I also use IIS-Tomcat connector in my projects. Could you explain me in more detail how do you do Integrated Authentication with IIS-Tomcat connector? You can email me: nrsimoes at hotpop dot com. Thanks.

Is anybody using Wedgetail's product?

http://www.wedgetail.com/jcsi/kerberos/index.html

http://www.wedgetail.com/jcsi/sso/index.html

IMHO, You should *know* definitevly what domain you will be authenticating against. Authentication domains should not fall back transparently. Its cool to provide multiple authentication backends, but this should not be transparent to the applciation. Different idenity/credentials may(should) yeild different levels of authorization and that is something that should be left up to the application.

<br><br>
I apologize if this is addressed in the configuration. I haven't looked at it. This is merely in response to the vocabulary used in the post.

add a preview button :-)

Not exactly single-sign-on with automatic passing of workstation credentials, but we used this approach below to authenticate web and Swing client users (client on any platform; app server on Linux). Users still have to enter login and password for the app, but at least it's the one they use for workstation login.

We wrote a custom JAAS login module that authenticates against a PDC/SDC using a regular old LDAP bind w/ password (to port 389 on the DC). Bind with user@domain. Then, once bound, if need be, you can even query user groups/props/attrs LDAP-style.

The not-insignificant downside is that the password goes cleartext over the LAN/WAN - likely a problem in some shops. Otherwise, it works like a champ.
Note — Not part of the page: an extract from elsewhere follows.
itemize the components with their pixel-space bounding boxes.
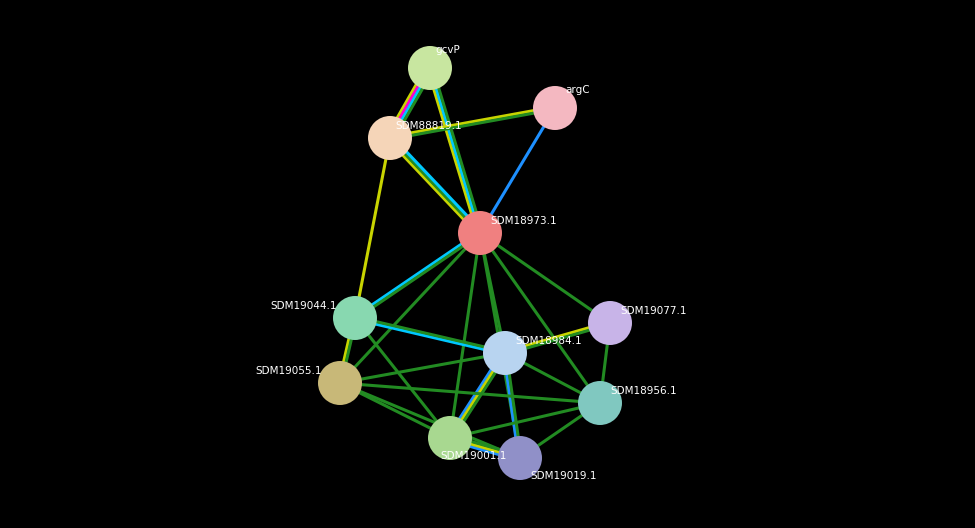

And, not sure if LDAP is open out-of-the-box default on a DC or not.

Mike

Authentication filters are easy to setup, but the problem is implenting a sign-out.

Implementing a Windows-based authentication in Java is very simple with JCIFS:


import jcifs.UniAddress;
import jcifs.smb.NtlmPasswordAuthentication;
import jcifs.smb.SmbSession;
import java.net.InetAddress;

...

InetAddress ip = InetAddress.getByName("192.168.0.1."); // ip address of your windows controller
UniAddress myDomain = new UniAddress(ip);
NtlmPasswordAuthentication auth = new NtlmPasswordAuthentication("MYDOMAIN", "mylogin", "mypasword");
SmbSession.logon(myDomain, auth);

If an exception is thrown, the controller didn’t like the login and the password.

An HTML form will suffice to grab the "login" and "password". However, it is recommended to use HTTPS instead of HTTP between the web browser and the HTTP server.

To authenticate users via NTLM using JAAS on any platform,
try this :
http://www.jaaslounge.org/

JaasLounge is an open-source implementation of platform-independent JAAS login modules.

The first release offers JAAS NTLM authentication via JCIFS.